Python Least Squares for multiple variables

Question

I have a optimization problem that I need to solve in python. The general structure is

def foo(a, b, c, d, e):
    # do something and return one value


def bar(a, b, c, d, e, f, g, h, i, j):
    # do something and return one value


def func():
    return foo(a, b, c, d, e) - bar(a, b, c, d, e, f, g, h, i, j)

I would like to use least_squares minimization and return the values for f, g, h, i and j as a list where the square difference is the minimum between foo and bar. I'm not sure how to use least_squares for this.

I've tried this:

# Initial values f, g, h, i, j
x0 =[0.5,0.5,0.5,0.05,0.5]

# Constraints
lb = [0,0,0,0,-0.9]
ub = [1, 100, 1, 0.5, 0.9]

x = least_squares(func, x0, lb, ub)

How do I get x to be the returned value of the list of f, g, h, i and j minimum values?

Answer 1

The way you currently define your problem is equivalent to maximizing bar (assuming you pass func to a minimization function). As you don't vary the parameters a to e, func basically is the difference between a constant and the outcome of bar that can be tuned; due to the negative sign, it will be tried to be maximized as that would then minimize the entire function.

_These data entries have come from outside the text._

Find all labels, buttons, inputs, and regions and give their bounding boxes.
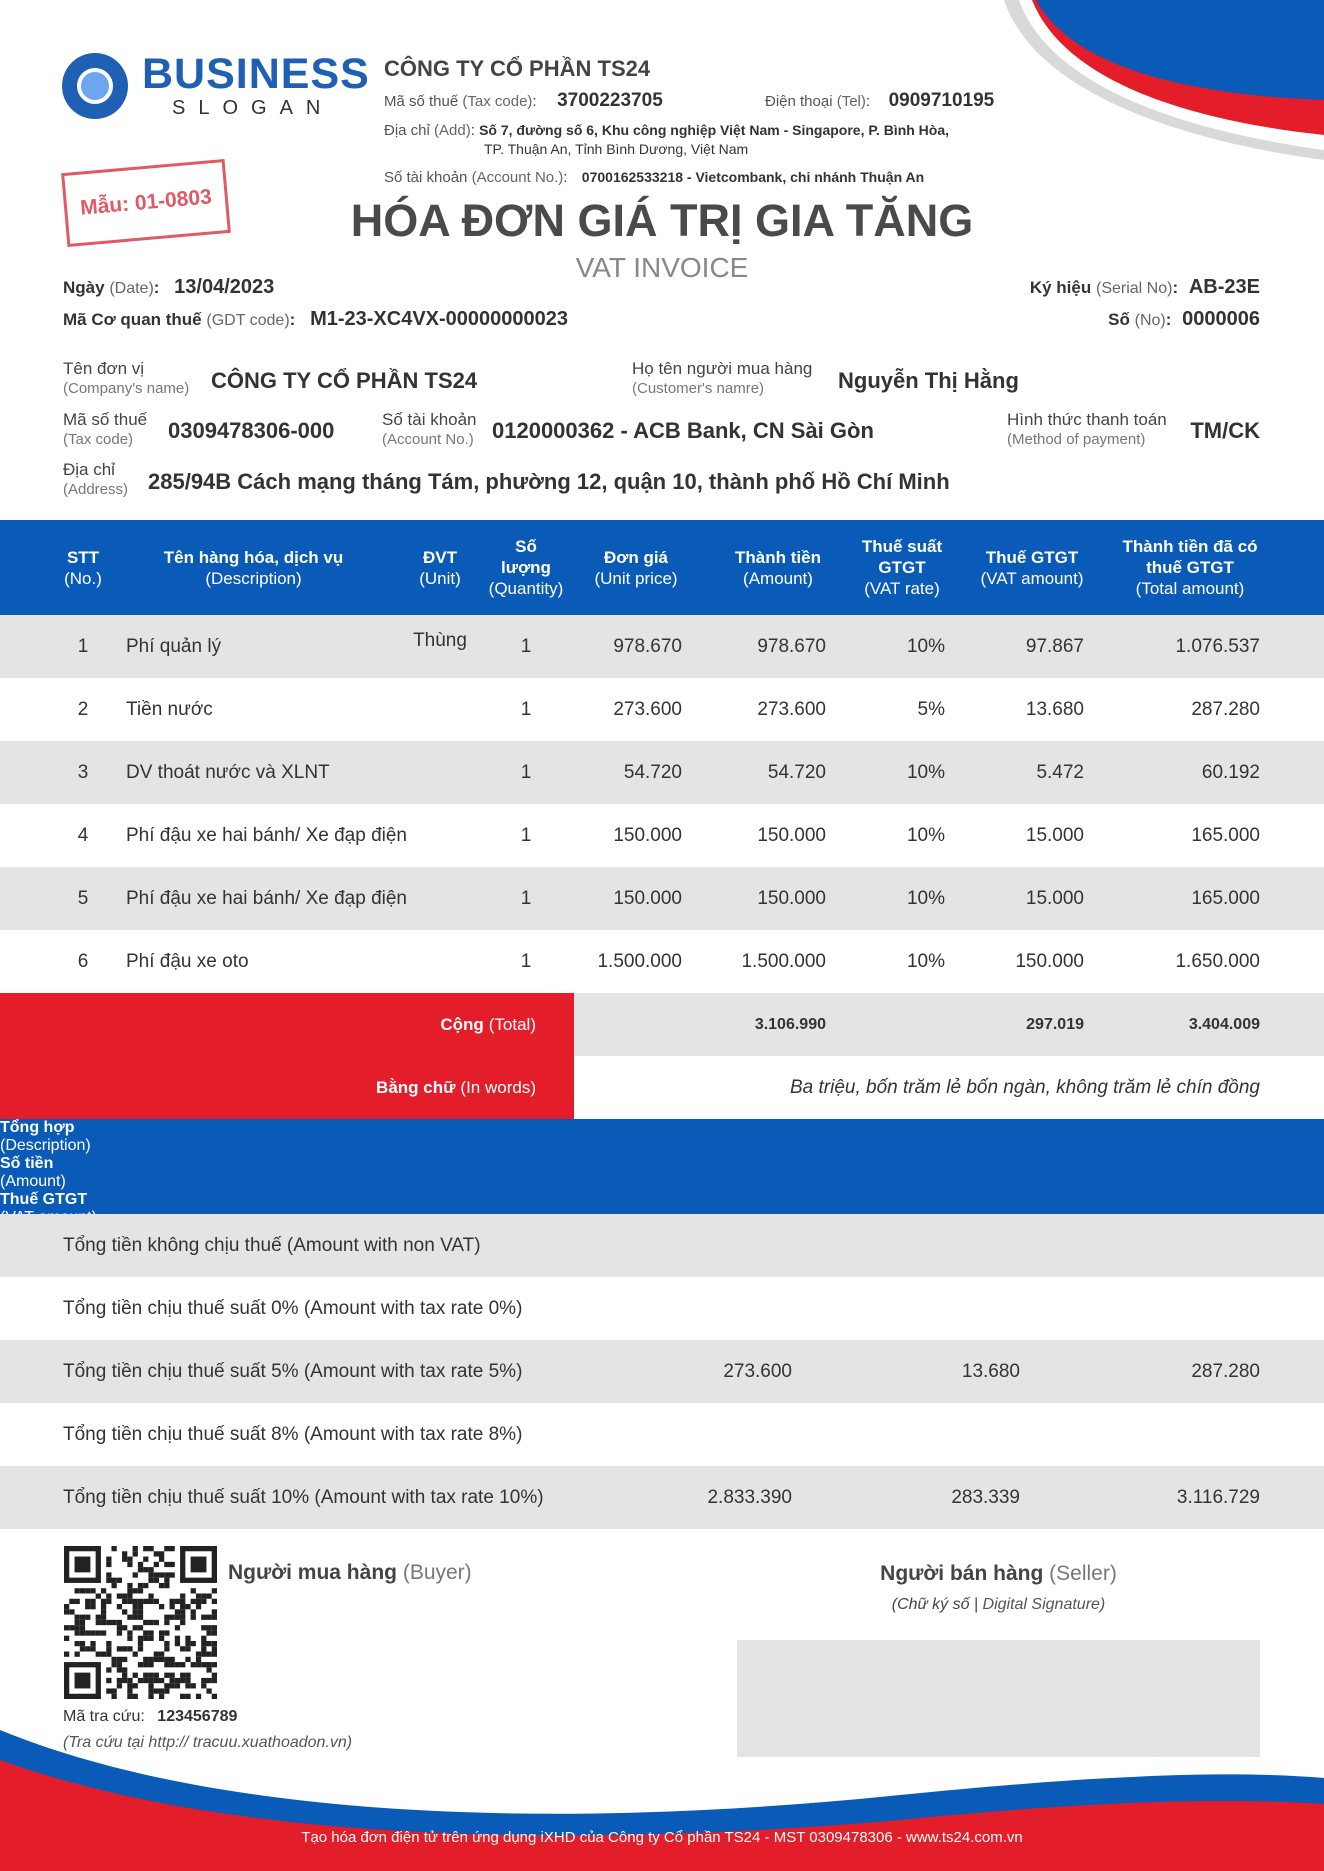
cell-no: 4 xyxy=(77,824,89,846)
col-header-quantity: Số lượng (Quantity) xyxy=(488,537,564,598)
cell-total: 287.280 xyxy=(1191,698,1260,720)
total-amount: 3.106.990 xyxy=(754,1015,826,1033)
table-row xyxy=(0,930,1324,993)
lookup-code: 123456789 xyxy=(157,1708,238,1725)
logo-circle-icon xyxy=(62,53,128,119)
seller-tel-row: Điện thoại (Tel): 0909710195 xyxy=(765,90,995,111)
cell-no: 2 xyxy=(77,698,89,720)
cell-rate: 10% xyxy=(906,950,945,972)
summary-row xyxy=(0,1466,1324,1529)
cell-qty: 1 xyxy=(520,824,532,846)
cell-amount: 54.720 xyxy=(767,761,826,783)
form-code-stamp: Mẫu: 01-0803 xyxy=(61,159,231,247)
payment-method: TM/CK xyxy=(1190,418,1260,443)
totals-row xyxy=(0,993,1324,1056)
summary-row xyxy=(0,1214,1324,1277)
items-table xyxy=(0,520,1324,1529)
total-grand: 3.404.009 xyxy=(1188,1015,1260,1033)
col-header-vat-rate: Thuế suất GTGT (VAT rate) xyxy=(861,537,943,598)
buyer-unit-label: Tên đơn vị (Company's name) xyxy=(63,359,190,397)
summary-row xyxy=(0,1403,1324,1466)
cell-unit xyxy=(400,867,480,930)
seller-address-line2: TP. Thuận An, Tỉnh Bình Dương, Việt Nam xyxy=(484,141,749,157)
summary-cell-amount xyxy=(600,1277,792,1340)
cell-no: 6 xyxy=(77,950,89,972)
summary-cell-label: Tổng tiền chịu thuế suất 5% (Amount with tax rate 5%) xyxy=(63,1360,523,1382)
buyer-name: Nguyễn Thị Hằng xyxy=(838,368,1019,393)
buyer-address: 285/94B Cách mạng tháng Tám, phường 12, quận 10, thành phố Hồ Chí Minh xyxy=(148,469,950,494)
lookup-url[interactable]: (Tra cứu tại http:// tracuu.xuathoadon.vn) xyxy=(63,1734,353,1751)
buyer-unit: CÔNG TY CỔ PHẦN TS24 xyxy=(211,368,478,393)
cell-amount: 150.000 xyxy=(757,824,826,846)
summary-cell-total: 287.280 xyxy=(1191,1360,1260,1382)
summary-table-body xyxy=(0,1214,1324,1529)
summary-cell-amount xyxy=(600,1403,792,1466)
logo-wordmark: BUSINESS xyxy=(142,50,370,98)
cell-rate: 10% xyxy=(906,761,945,783)
buyer-account-label: Số tài khoản (Account No.) xyxy=(382,410,477,448)
cell-amount: 978.670 xyxy=(757,635,826,657)
summary-cell-total: 3.116.729 xyxy=(1176,1486,1260,1508)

I think what you actually want to minimize is the absolute value or squared difference between the two functions. I illustrate that using a simple example where I assume that the functions just return the sum of the parameters:

from scipy.optimize import minimize

def foo(a, b, c, d, e):
    # do something and return one value

    return a + b + c + d + e

def bar(a, b, c, d, e, f, g, h, i, j):
    # do something and return one value
    return a + b + c + d + e + f + g + h + i + j

def func1(x):
    # your definition, the total difference
    return foo(x[0], x[1], x[2], x[3], x[4]) - bar(x[0], x[1], x[2], x[3], x[4], x[5], x[6], x[7], x[8], x[9])

def func2(x):
    # quadratic difference
    return (foo(x[0], x[1], x[2], x[3], x[4]) - bar(x[0], x[1], x[2], x[3], x[4], x[5], x[6], x[7], x[8], x[9]))**2

# Initial values for all variables
x0 = (0, 0, 0, 0, 0, 0.5, 0.5, 0.5, 0.05, 0.5)

# Constraints
# lb = [0,0,0,0,-0.9]
# ub = [1, 100, 1, 0.5, 0.9]
# for illustration, a, b, c, d, e are fixed to 0; that should of course be changed
bnds = ((0, 0), (0, 0), (0, 0), (0, 0), (0, 0), (0., 1), (0., 100.), (0, 1), (0, 0.5), (-0.9, 0.9))

res1 = minimize(func1, x0, method='SLSQP', bounds=bnds)
res2 = minimize(func2, x0, method='SLSQP', bounds=bnds)

Then you get:

print res1.x
array([   0. ,    0. ,    0. ,    0. ,    0. ,    1. ,  100. ,    1. ,
          0.5,    0.9])

and

print res1.fun
-103.4

As explained above, all the parameters will go to the upper bound to maximize bar which minimizes func.

For the adapted function func2, you receive:

res2.fun
5.7408853312979541e-19  # which is basically 0

res2.x
array([ 0.        ,  0.        ,  0.        ,  0.        ,  0.        ,
    0.15254237,  0.15254237,  0.15254237,  0.01525424, -0.47288136])

So, as expected, for this simple case one can choose the parameters in a way that the difference between these two functions becomes 0. Clearly, the result for your parameters is not unique, they could also be all 0.

I hope that helps to make your actual functions work.

EDIT:

As you asked for least_square, that also works fine (use function definition from above); then the total difference is ok:

from scipy.optimize import least_squares

lb = [0,0,0,0,0,0,0,0,0,-0.9]
ub = [0.1,0.1,0.1,0.1,0.1,1, 100, 1, 0.5, 0.9]
res_lsq = least_squares(func1, x0, bounds=(lb, ub))

Then you receive the same result as above:

res_lsq.x
array([  1.00000000e-10,   1.00000000e-10,   1.00000000e-10,
         1.00000000e-10,   1.00000000e-10,   1.52542373e-01,
         1.52542373e-01,   1.52542373e-01,   1.52542373e-02,
        -4.72881356e-01])

res_lsq.fun
array([ -6.88463034e-11])  # basically 0

As 5 parameters won't be varied in this problem, I would fix them to a certain value and would not pass them to the optimization call.